Information to maintain in contact lists:

In general, contact lists should be as complete as possible. More complete information is needed for first responder groups and crisis management agencies than for community groups. Information should also be maintained for office and non-office locations. For example, many people in Michigan maintain summer vacation homes. Contact information for these locations may be important. Crises rarely occur during normal business hours. In general, information for the “office” and for the “individual” should be maintained. For example, it would be appropriate to maintain general contact information for local hospitals as well as the name, home address and phone number for the hospital public relations staff. Addresses are important because often during a crisis people must drive to location and in some cases, the locations of facilities must be provided to the public.

  • Phones (Office, Home, Vacation Home, Cell)

  • E-mail addresses

  • FAX Numbers

  • Addresses

  • Web Sites



Pre-Event Communication Planning


A well-informed population is more likely to comply voluntarily with actions recommended to reduce the spread of disease. The public cannot learn about scary, unfamiliar, life-and-death threats or drastic public health remedies for the first time, when their children are in danger or when imposition of quarantine by health authorities appears imminent. The larger community needs to understand the nature and severity of biological or chemical weapons of mass destruction, outbreaks of infectious diseases and other health threats before an incident occurs.


Building a network of community partners is a very important part of pre-event communication planning. Representatives from key community organizations can help coordinate information exchange. These pre-event networking activities create channels through which information can be disseminated. By promoting inter-group exchanges you are building capacity to educate the public.

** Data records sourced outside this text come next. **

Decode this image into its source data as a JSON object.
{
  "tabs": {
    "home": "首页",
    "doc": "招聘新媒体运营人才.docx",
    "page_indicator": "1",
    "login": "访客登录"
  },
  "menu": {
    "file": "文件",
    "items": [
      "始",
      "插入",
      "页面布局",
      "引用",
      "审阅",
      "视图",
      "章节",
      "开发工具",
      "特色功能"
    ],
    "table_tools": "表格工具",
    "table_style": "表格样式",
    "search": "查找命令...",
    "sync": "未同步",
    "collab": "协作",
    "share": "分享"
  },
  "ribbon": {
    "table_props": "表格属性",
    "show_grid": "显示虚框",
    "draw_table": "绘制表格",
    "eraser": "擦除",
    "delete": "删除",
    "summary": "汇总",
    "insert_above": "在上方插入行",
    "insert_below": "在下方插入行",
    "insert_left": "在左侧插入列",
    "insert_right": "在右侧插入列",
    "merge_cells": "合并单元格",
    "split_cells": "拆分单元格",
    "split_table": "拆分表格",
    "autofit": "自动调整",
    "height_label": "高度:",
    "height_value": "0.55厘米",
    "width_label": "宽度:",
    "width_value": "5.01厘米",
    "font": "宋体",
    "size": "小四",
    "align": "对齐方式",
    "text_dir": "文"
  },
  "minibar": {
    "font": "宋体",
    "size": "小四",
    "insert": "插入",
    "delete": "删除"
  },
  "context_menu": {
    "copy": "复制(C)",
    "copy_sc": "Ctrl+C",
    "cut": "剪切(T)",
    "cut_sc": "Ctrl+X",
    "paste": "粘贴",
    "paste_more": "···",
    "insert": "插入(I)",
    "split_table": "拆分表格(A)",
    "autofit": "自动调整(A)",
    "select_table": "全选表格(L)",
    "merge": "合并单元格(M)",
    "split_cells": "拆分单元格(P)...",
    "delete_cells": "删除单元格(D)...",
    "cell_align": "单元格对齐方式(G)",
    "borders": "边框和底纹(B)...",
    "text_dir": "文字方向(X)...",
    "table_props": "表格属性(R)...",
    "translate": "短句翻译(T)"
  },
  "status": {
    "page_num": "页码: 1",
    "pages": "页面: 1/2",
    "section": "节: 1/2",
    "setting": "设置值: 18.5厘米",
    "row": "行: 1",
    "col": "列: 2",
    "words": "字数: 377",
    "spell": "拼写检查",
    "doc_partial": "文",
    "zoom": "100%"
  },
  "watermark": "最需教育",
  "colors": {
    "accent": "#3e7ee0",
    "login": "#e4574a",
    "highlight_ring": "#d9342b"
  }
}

Some local emergency management planning groups and regional advisory committees are forming communication subcommittees who are taking the lead on developing relationships with key organizations that will deliver messages to specific audiences. They are inviting them to promote health messages and discussing the best ways to go about it. For example, communication between schools and your crisis planning initiative is very important. You may want to share information with families that teach them the importance of developing family safety plans. When approaching schools, a good place to start is with the superintendent. Ask superintendents to identify an emergency contact person for their school district. Invite all district emergency contact persons from your county to a crisis communication-planning meeting. With their help identify ways of providing emergency information to students, staff and families (e.g., public service announcements over intercom, school newsletter inserts, family safety planning guides distributed during school events, school based billboards, web sites, posters, newspapers. You may be invited to present at a staff development meeting to promote the importance of emergency planning and provide materials about the nature and severity of biological or chemical weapons of mass destruction and other health threats to school personnel.

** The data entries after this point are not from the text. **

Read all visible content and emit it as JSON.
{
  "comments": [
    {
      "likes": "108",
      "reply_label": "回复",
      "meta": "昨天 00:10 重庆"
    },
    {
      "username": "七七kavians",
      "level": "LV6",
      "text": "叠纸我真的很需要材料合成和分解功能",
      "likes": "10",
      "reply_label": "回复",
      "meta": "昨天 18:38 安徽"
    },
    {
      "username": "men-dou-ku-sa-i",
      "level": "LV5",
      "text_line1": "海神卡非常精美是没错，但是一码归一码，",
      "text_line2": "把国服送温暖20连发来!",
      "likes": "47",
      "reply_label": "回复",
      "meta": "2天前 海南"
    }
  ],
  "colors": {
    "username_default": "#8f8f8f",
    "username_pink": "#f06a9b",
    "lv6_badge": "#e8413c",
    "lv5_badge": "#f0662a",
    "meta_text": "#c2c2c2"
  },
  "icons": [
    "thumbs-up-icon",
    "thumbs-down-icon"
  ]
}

Schools have become increasingly conscious of safety and security issues due largely to the recent wave of school shootings. Their primary concern is the safety and well being of students and staff. School officials are also concerned about disruption to the school operations. Generally, schools face a number of significant vulnerabilities including issues of food safety, transportation, weather, fire as well as infectious disease. Most schools have safety committees as well as school-based medical personnel including psychologists and nurses. These can be important partners to public health. To access the State of Michigan School District Database visit: http://www.michigan.gov/cepi Click on

Download Data, then School Code Master Database Files.